Je passe la banderole des 15 derniers kilomètres en 52 minutes, soit 31 minutes pour 5 kilomètres, alors que j'arrive quasiment au sommet de la 2eme grosse montée sur 3 d'après le profil (160mètres de D+ en 5km). S'en suit une grande descente jusqu'à Beaunant, lieu du premier ravito, à 12 km de l'arrivée. Etant donné que j'ai encore à boire et à manger, je décide de ne pas m'arrêter et envoie un texto à Flo et à Benj afin de les prévenir que je suis à mi-parcours, en terminant par "Sainte Foy, me voilà!". A peine mon texto envoyé, le parcours biffurque et je me retrouve face à un mur... Punaise, voici la montée sur Sainte Foy les Lyon!!! Tout le monde marche, qu'ils soient concurrents solo ou relais... Compte tenu de la pente je me met à marcher aussi mais essaye de maintenir un rythme élevé, sans me mettre non plus dans le rouge en gardant un oeil sur mon cardio de temps en temps... 113 mètres de D+ en un peu moins d' un km cela calme pas mal, mais dés que la pente se raddoucit sous les 10% je reprend la course, contrairement à bon nombre de coureurs relais qui semblent coincer!


Je passe la banderole des 10 derniers km en 1h24, soit pile poil 10 à l'heure depuis mon départ! Le plus dur est fait maintenant, je vais pouvoir me lacher un peu la descente est cassante, cela me rappelle un peu Marseille-Cassis, la douleur au genou en moins et heureusement!!!
Je double bon nombres de coureurs et suis assez content de moi car je cours avec de pas trop mauvaises sensations malgré le peu de sommeil...
Soudain en levant la tête au loin je vois la montée sur Fourvière: ça à l'air de pas mal monter. Tous les concurrents solo pestent contre cette modification du parcours rajoutant une côte sur la toute fin du parcours! Malgré la pente j'arrive à courir un peu avant de marcher mais tout de même à doubler des concurrents. La dernière grosse descente fait mal avec notament des passages pavés et des virages serrés pas facile à négocier avec la pente!

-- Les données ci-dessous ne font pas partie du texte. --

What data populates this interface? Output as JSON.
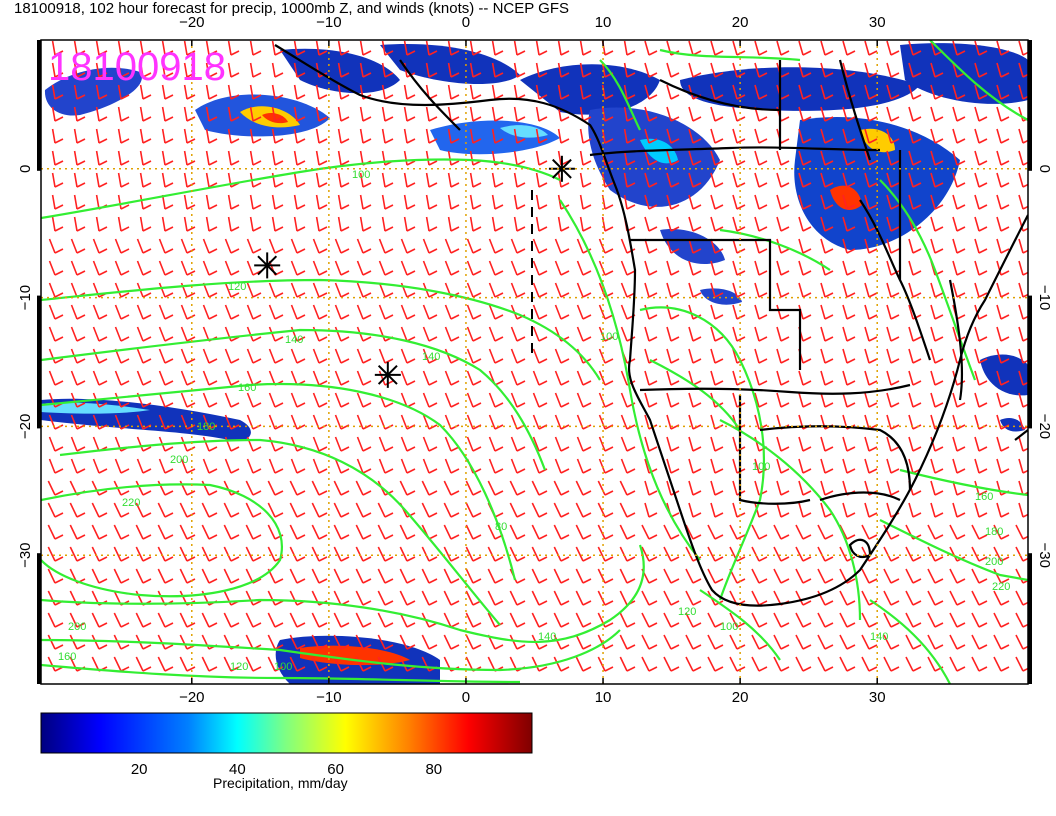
{
  "title": "18100918, 102 hour forecast for precip, 1000mb Z, and winds (knots) -- NCEP GFS",
  "stamp": "18100918",
  "map": {
    "lon_range": [
      -31,
      41
    ],
    "lat_range": [
      -40,
      10
    ],
    "lon_ticks": [
      -20,
      -10,
      0,
      10,
      20,
      30
    ],
    "lat_ticks": [
      0,
      -10,
      -20,
      -30
    ],
    "lon_tick_labels": [
      "−20",
      "−10",
      "0",
      "10",
      "20",
      "30"
    ],
    "lat_tick_labels": [
      "0",
      "−10",
      "−20",
      "−30"
    ],
    "grid": true,
    "contour_color": "#33ee33",
    "barb_color": "#ff2222",
    "coast_color": "#000000",
    "contour_labels": [
      "100",
      "120",
      "140",
      "160",
      "180",
      "200",
      "220",
      "200",
      "160",
      "140",
      "120",
      "100",
      "80",
      "100",
      "100",
      "120",
      "140",
      "160",
      "180",
      "200",
      "220",
      "140",
      "100"
    ],
    "storm_symbols": [
      {
        "lon": 7,
        "lat": 0
      },
      {
        "lon": -14.5,
        "lat": -7.5
      },
      {
        "lon": -5.7,
        "lat": -16
      }
    ]
  },
  "colorbar": {
    "ticks": [
      "20",
      "40",
      "60",
      "80"
    ],
    "tick_values": [
      20,
      40,
      60,
      80
    ],
    "range": [
      0,
      100
    ],
    "label": "Precipitation, mm/day",
    "colors": [
      "#00007f",
      "#0000ff",
      "#0080ff",
      "#00ffff",
      "#80ff80",
      "#ffff00",
      "#ff8000",
      "#ff0000",
      "#7f0000"
    ]
  }
}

En bas de ce tobogan se trouve la banderolle des 5km de l'arrivée (24 minutes pour me rendre de la banderolle des 10km à celle des 5km) puis juste après arrive le dernier ravito. J'en profite pour m'arrêter et boire un peu d'eau gazeuse et manger des fruits secs, histoire de pas tomber en panne sèche d'ici l'arrivée à Gerland.Je repart et peu de temps après je double un collègue du club de vélo de Florian, qui s'étonne de me voir, pensant que nous étions devant son relais. Je blague un peu avec lui et continue à mon rythme en direction de l'arrivée. Les 3-4 derniers kilomètres sur les quais du rhône ne sont pas faciles avec un vent de face rendant la progression plus difficile!
Malgré cela j'essaye de maintenir un bon rythme, mais suis déçu de ne pas voir de bornes kilomètriques décomptant les kilomètres avant l'arrivée. Dans ces conditions, il est difficile de savoir à quel moment produire mon effort pour accéler sur les 2 derniers kilomètres.
Enfin, au bout de 20 minutes environ le parcours rentre dans le parc de Gerland et je sais donc que l'arrivée n'est plus très loin. J'essaye d'allonger un peu ma foulée et lorsque je tourne à gauche je vois le Palais des sports de Gerland et appelle donc Benjamin pour annoncer mon arrivée imminente!

Au final je franchit la ligne d'arrivée à 9h02, soit 8h02 pour parcourir les 69km de la Sainté-Lyon, en ayant parcouru les 24 kilomètres de mon relais en 2h15. Bref, content d'arriver car c'est vraiment une magnifique course, qui donne vraiment envie un jour de la tenter en solo, car il règne une ambiance magique sur cette course!!! Pourquoi pas la tenter un jour en solo avec mes frangins? La question est ouverte...



1 commentaire:

  1. En solo, le jour où je pourrais courir sans que mon essuie-glace ne me fasse souffrir, c'est envisageable... C'est même dans un coin de ma tête (2011, histoire de repérer le dernier tronçon qui m'est inconnu en 2010)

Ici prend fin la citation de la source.